The number on the back of Tori Crawford's jersey has always been important to her, but this year its significance is magnified. 

Ever since she was nine, Crawford has sported 24 on her jersey to honor Kobe Bryant, whose competitive attitude, focus on continual improvement, and approach towards the game have inspired her basketball career. But while Bryant was in the midst of a championship run with the Lakers when Crawford first donned his digits, he has since passed away in a tragic accident as Crawford enters her final year at Penn.

Now a senior in the College and a forward on Penn women's basketball, Crawford has become a force on the team with a fast-paced and aggressive style, logging 6.1 rebounds per game last season. 

Over her four-year career with the Quakers, one game that stands out to Crawford was a close contest against Drexel just prior to winter break last year. The Red and Blue were down for a majority of the game and with about 10 seconds left on the clock, Crawford made two free throws to seal the win for the Quakers. 

But her journey to become such a powerhouse on women’s basketball began early on, as Crawford played many different sports growing up. Aside from basketball, she spent many of her summers playing tennis. Later on, though, a very tall nine-year-old discovered that basketball just made sense. 

"When I was younger, [my dad] kind of pushed me to play because I was extremely, extremely tall — head and shoulders above everybody — so I definitely had that advantage going on. And it was the sport that I was probably played the best out of everything else," Crawford said. "So I started playing in the second grade and then started playing competitively by fourth grade when I was about nine."

Crawford's earliest coach was her father, Victor, who grew up playing three different sports, ultimately playing football at Boston College. Crawford described how his deeply competitive spirit as an athlete helped her become the player she is today. 

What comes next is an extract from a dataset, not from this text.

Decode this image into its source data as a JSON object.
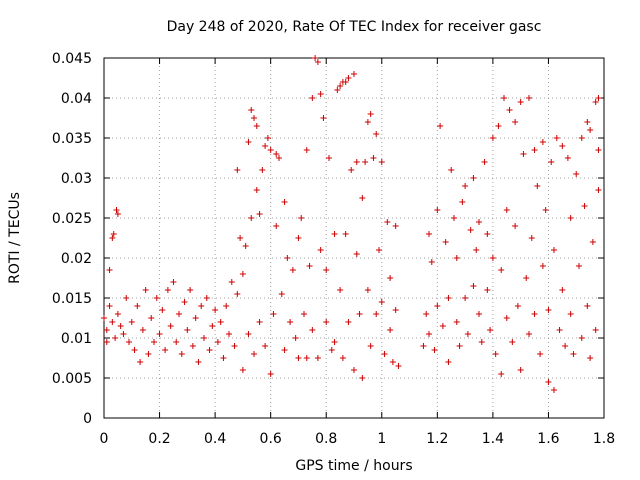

"[He told me] you should never be satisfied with where you are — you always want to strive to get better," Crawford said. "So that's something I've kept throughout my career, but that definitely started in my formative years just being with my dad, shooting with my dad, and him coaching me."

Coach Mike McLaughlin has been impressed with Crawford's impact on the team, both on and off the court. 

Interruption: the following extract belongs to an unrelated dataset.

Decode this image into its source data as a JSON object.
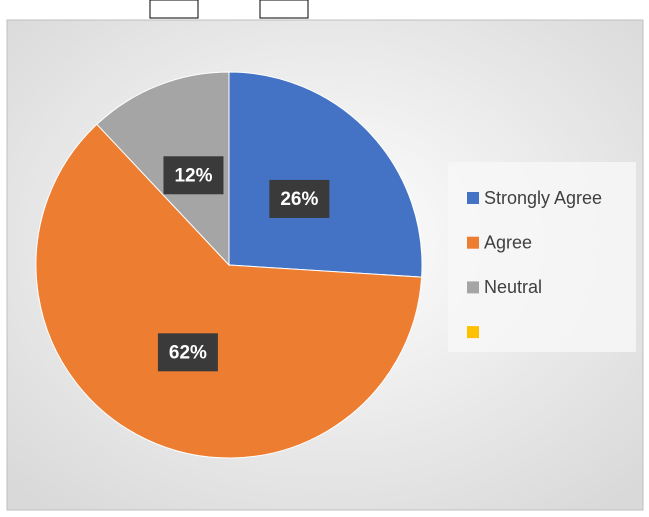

"You know, Tori is hard-working, completely invested, and dedicated to Penn basketball,"  McLaughlin said. "She's so motivated to be the best you possibly can be."

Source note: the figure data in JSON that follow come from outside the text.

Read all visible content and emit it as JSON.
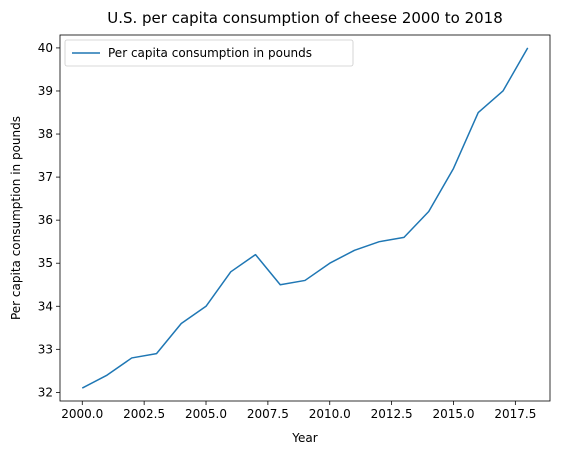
{
  "chart_data": {
    "type": "line",
    "title": "U.S. per capita consumption of cheese 2000 to 2018",
    "xlabel": "Year",
    "ylabel": "Per capita consumption in pounds",
    "x": [
      2000,
      2001,
      2002,
      2003,
      2004,
      2005,
      2006,
      2007,
      2008,
      2009,
      2010,
      2011,
      2012,
      2013,
      2014,
      2015,
      2016,
      2017,
      2018
    ],
    "series": [
      {
        "name": "Per capita consumption in pounds",
        "color": "#1f77b4",
        "values": [
          32.1,
          32.4,
          32.8,
          32.9,
          33.6,
          34.0,
          34.8,
          35.2,
          34.5,
          34.6,
          35.0,
          35.3,
          35.5,
          35.6,
          36.2,
          37.2,
          38.5,
          39.0,
          40.0
        ]
      }
    ],
    "xlim": [
      1999.1,
      2018.9
    ],
    "ylim": [
      31.8,
      40.3
    ],
    "xticks": [
      2000.0,
      2002.5,
      2005.0,
      2007.5,
      2010.0,
      2012.5,
      2015.0,
      2017.5
    ],
    "xtick_labels": [
      "2000.0",
      "2002.5",
      "2005.0",
      "2007.5",
      "2010.0",
      "2012.5",
      "2015.0",
      "2017.5"
    ],
    "yticks": [
      32,
      33,
      34,
      35,
      36,
      37,
      38,
      39,
      40
    ],
    "ytick_labels": [
      "32",
      "33",
      "34",
      "35",
      "36",
      "37",
      "38",
      "39",
      "40"
    ],
    "grid": false,
    "legend": "top-left"
  }
}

Reflecting on her past four years of college basketball and her junior season, Crawford has owned the mindset that sports are a metaphor for life. Especially in facing the tough realities of recovering from injuries, Crawford has learned to draw from these past experiences to help her adjust and adapt to new challenges. 

"I think that when you spend so much time doing something, there's bound to be ups and downs, and I've definitely had my share due to injury. But I think that basketball has prepared me so much for life and eventually being in the workplace," Crawford said.

Crawford has made a lasting impact on Penn women's basketball in terms of her game and her strength as a natural leader and a team player. 

"I'm really keen on who she is as a person. I know we skip that a lot of times, but when she's out there every day, she leads by example. And she really, really has taken ownership in helping the younger kids develop," McLaughlin said. "And these are really important things not only for her career, but for the health of the program. She's special because she wants to be good for herself, and she wants to leave Penn basketball better than she found it."

If Penn is able to play this year, Crawford will look to lead the Quakers to an Ivy League title and enjoy one more chance to honor her hero.